I want something different. I want ‘structural’ matching on Option, but I want value matching on the thing inside Some, if it structurally matches Some, and therefore, it would use equality.

So, if you have a const value being matched, it uses value matching, since the compiler isn’t expected to introspect the structure, since there is no visible structure. Syntactically this makes sense, since the programmer didn’t specify structure, they specified a value. If you want to match the structure of something, you should type it out and make it obvious that’s what you want, right?

3 Likes

I think it would be like this:

match Weird::Yes(3) {
    OPT_C => // panics
    Weird::Yes(_) => // structurally matches against Weird, doesn't call PartialEq
    Weird::Yes(3) => // this can't run, given the above, but if it did, it would structurally match Weird, but call PartialEq for 3
    Weird::No => // structurally matches, without calling PartialEq
}

Note, this is consistent with the current behavior for builtin types, ignoring consts.

1 Like

As my other reply suggests, I agree with this completely.

Constants usually behave as if they were simply inlined at the use site (the reference even describes their functionality that way). It would seem odd if manually inlining the constant changed the behavior of a match (except perhaps by one version being forbidden), and strikes me as something people would screw up when refactoring.

That’s trivially not true, because it’s possible to have a constant with a value specified for a private field used outside the module which has access to the private field. Hence, if the code were inserted verbatim, it would fail to compile due to privacy errors.

(I did say one version might be forbidden.) But yes, I should have been more precise.

If both forms are valid Rust and all the tokens in the definition refer to the same things in both places, then I think they should behave the same way. Put another way: if the constant and its definition are equivalent when used as expressions, they should also be equivalent when used as patterns (if both are accepted).

(These are the same sorts of caveats that occur with macros, which really do expand to their definitions, but not quite in a literal text-copy-paste way.)

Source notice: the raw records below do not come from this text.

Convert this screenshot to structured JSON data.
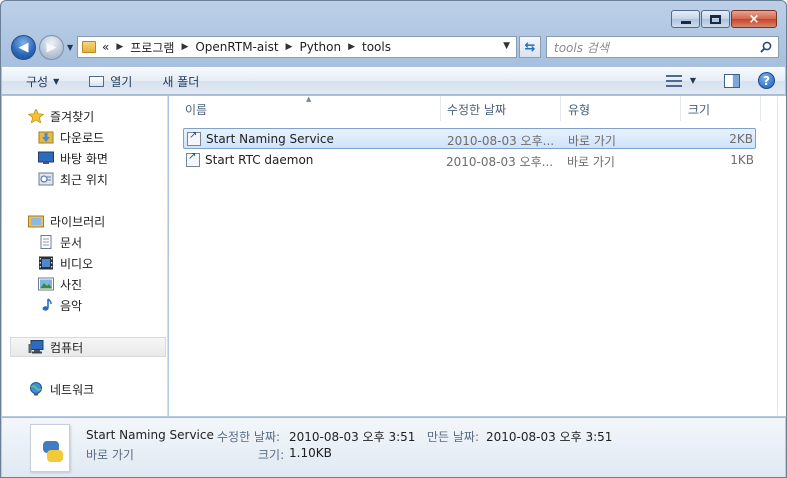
{
  "window": {
    "caption_buttons": {
      "minimize": "minimize",
      "maximize": "maximize",
      "close": "×"
    }
  },
  "address_bar": {
    "overflow": "«",
    "crumbs": [
      "프로그램",
      "OpenRTM-aist",
      "Python",
      "tools"
    ]
  },
  "search": {
    "placeholder": "tools 검색"
  },
  "toolbar": {
    "organize_label": "구성",
    "open_label": "열기",
    "new_folder_label": "새 폴더"
  },
  "nav_pane": {
    "favorites": {
      "label": "즐겨찾기",
      "items": [
        "다운로드",
        "바탕 화면",
        "최근 위치"
      ]
    },
    "libraries": {
      "label": "라이브러리",
      "items": [
        "문서",
        "비디오",
        "사진",
        "음악"
      ]
    },
    "computer": {
      "label": "컴퓨터"
    },
    "network": {
      "label": "네트워크"
    }
  },
  "file_list": {
    "columns": [
      "이름",
      "수정한 날짜",
      "유형",
      "크기"
    ],
    "rows": [
      {
        "name": "Start Naming Service",
        "modified": "2010-08-03 오후...",
        "type": "바로 가기",
        "size": "2KB",
        "selected": true
      },
      {
        "name": "Start RTC daemon",
        "modified": "2010-08-03 오후...",
        "type": "바로 가기",
        "size": "1KB",
        "selected": false
      }
    ]
  },
  "details_pane": {
    "name": "Start Naming Service",
    "type": "바로 가기",
    "modified_label": "수정한 날짜:",
    "modified_value": "2010-08-03 오후 3:51",
    "created_label": "만든 날짜:",
    "created_value": "2010-08-03 오후 3:51",
    "size_label": "크기:",
    "size_value": "1.10KB"
  },
  "colors": {
    "accent": "#2a66b8",
    "selection": "#cfe3fb"
  }
}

This is primarily because I expect using a constant as an expression to be more common, and I think it would be bad if you could think of a constant as a literal value almost everywhere, but in patterns doing so would give you incorrect behavior, often without even a warning from the compiler.

1 Like

Edit: after rereading the OP, I support tweaks to the current behavior. Fix the holes. Don’t attempt to base match on PartialEq, because that’s not powerful enough to do everything, and doing it sometimes is inconsistent.


I’ve been trying to think of a behavior that avoids leaking private members, gives consistent behavior with Weird (which pretty much has to be structural matching for everything), and isn’t stupidly complicated:

PatternMatch(P: Pattern, X: Value) -> bool:

  1. If P ends in @var, check if the rest of the P matches with X. If so, the pattern matches and X is bound to var.
  2. If P is _, P always matches X.
  3. If P is a single variable, P always matches X. Also bind X to the variable P (the complexities of borrow checking this are identical to the current implementation).
  4. If P is a different type than X, throw a type error. Type inference is performed, but structural pattern matching between different types makes no sense.
  5. If their type is a primitive, pattern matching is done by direct comparison.
  6. If their type has any private member variables in its definition, or is a generic (and thus we don’t know one way or the other), throw an access error.
  7. If their type is an enum, they do not match if their discriminants are different. If their discriminants are the same, they match if their variant is C-like, or if PatternMatch(P’, X’) returns true, where P’ and X’ are the tuple or struct after the discriminant.
  8. If their type is a tuple or struct, they match if, for every member M, PatternMatch(P.M, X.M) returns true.

I guess I can summarize this as: structural equality is identical to equality for primitives, and is identical to destructuring and comparing all the member variables for structural equality for compound types, including the restrictions on destructuring (privacy, parametricity, etc).